W. C. Fields, the booze-loving comic actor, quipped that one time his plane went down in an isolated mountain area and he was forced to resort to food and water. While alcohol is not a particularly healthy drink, the water that is coming out of American taps may be far from safe.
In the U.S., chlorine is used to disinfect municipal water supplies, but researchers have been concerned for some time that the breakdown products of chlorine may be toxic. Recent evidence of chlorine's toxicity comes from a recent study of 28,237 Iowa women published in the American Journal of Public Health. The study revealed that women drinking chlorinated municipal drinking water had a significantly higher risk of developing colon cancer than women who drank water from other sources. There was a clear dose-response relationship between chloroform, a chlorine by-product, and colon cancer.

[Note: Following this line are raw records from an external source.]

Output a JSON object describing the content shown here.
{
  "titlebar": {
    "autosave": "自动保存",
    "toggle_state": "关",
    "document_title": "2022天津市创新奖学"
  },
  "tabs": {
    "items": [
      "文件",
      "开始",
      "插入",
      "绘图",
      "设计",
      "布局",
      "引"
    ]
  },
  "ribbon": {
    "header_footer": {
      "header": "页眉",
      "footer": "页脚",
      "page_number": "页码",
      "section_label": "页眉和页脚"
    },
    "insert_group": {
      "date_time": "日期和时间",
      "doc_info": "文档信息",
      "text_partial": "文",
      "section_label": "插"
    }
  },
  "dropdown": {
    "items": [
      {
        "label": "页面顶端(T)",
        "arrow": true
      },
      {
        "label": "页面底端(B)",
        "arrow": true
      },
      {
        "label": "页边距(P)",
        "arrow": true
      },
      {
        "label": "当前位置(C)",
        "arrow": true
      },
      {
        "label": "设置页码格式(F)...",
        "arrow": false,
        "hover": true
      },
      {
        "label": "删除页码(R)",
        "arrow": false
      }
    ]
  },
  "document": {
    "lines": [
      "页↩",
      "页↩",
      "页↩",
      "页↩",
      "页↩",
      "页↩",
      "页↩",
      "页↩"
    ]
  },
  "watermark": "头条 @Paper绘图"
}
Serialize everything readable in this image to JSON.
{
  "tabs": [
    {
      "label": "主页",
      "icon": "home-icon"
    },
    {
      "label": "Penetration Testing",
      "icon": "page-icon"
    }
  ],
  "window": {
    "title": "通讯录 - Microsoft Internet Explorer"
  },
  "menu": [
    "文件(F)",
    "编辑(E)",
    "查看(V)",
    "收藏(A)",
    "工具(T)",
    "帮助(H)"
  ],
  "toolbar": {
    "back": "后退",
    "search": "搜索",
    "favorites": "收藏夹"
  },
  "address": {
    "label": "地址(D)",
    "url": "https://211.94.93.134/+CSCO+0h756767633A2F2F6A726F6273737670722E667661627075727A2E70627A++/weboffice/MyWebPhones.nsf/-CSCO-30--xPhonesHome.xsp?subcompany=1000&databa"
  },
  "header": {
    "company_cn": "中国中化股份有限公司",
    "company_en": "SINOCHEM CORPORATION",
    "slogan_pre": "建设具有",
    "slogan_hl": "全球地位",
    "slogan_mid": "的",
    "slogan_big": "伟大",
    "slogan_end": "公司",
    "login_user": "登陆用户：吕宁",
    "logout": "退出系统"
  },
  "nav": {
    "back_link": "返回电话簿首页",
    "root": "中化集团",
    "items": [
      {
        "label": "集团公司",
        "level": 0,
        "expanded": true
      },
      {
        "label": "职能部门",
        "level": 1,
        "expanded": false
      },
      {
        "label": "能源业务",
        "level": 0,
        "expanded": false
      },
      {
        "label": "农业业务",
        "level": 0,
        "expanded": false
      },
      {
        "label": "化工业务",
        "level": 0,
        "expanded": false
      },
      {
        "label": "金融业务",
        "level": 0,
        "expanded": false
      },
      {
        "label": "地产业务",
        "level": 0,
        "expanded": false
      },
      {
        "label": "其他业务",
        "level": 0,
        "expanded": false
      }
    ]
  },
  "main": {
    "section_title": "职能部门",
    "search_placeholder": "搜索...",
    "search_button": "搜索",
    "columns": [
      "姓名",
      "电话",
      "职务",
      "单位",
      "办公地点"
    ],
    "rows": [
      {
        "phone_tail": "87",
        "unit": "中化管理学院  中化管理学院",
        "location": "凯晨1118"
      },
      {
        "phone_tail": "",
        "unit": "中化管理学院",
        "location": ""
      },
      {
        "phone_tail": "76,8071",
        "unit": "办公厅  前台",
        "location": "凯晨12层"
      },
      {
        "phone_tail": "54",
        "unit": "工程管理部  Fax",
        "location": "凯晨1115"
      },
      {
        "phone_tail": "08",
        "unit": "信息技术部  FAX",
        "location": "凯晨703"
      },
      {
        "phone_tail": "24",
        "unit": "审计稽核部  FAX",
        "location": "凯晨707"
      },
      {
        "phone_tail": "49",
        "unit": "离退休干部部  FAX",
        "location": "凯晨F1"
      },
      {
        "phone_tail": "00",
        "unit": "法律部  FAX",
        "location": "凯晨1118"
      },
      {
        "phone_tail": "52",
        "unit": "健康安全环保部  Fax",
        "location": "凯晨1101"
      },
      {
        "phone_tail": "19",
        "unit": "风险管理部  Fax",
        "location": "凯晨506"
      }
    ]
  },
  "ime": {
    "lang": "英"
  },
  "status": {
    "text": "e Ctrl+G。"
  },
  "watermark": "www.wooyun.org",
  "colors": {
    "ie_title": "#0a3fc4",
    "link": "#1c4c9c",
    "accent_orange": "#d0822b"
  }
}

Cloudiness in water, called turbidity, can be an indicator of microbial contamination. Scientists at the Harvard School of Public Health studied the rates of turbidity in Philadelphia tap water over five years, and they discovered that small increases in turbidity were associated with increased hospitalizations of children for gastrointestinal infections. Surprisingly, during the five-year study, Philadelphia's water never exceeded Federal safety limits for turbidity. Researchers concluded that millions of cases of unexplained illness, which people now attribute to food poisoning or other causes, may be due to their drinking water. The symptoms of gastrointestinal infection are diarrhea, nausea and vomiting.
The Environmental Protection Agency (EPA) plans to tighten its standards for turbidity so that the maximum turbidity level allowed will be only 20% of what is permitted today.
U.S. water supplies are not regularly tested for bacteria, viruses or parasites. Instead, most water treatment facilities filter or chlorinate their water, and then assume their treatments have been effective.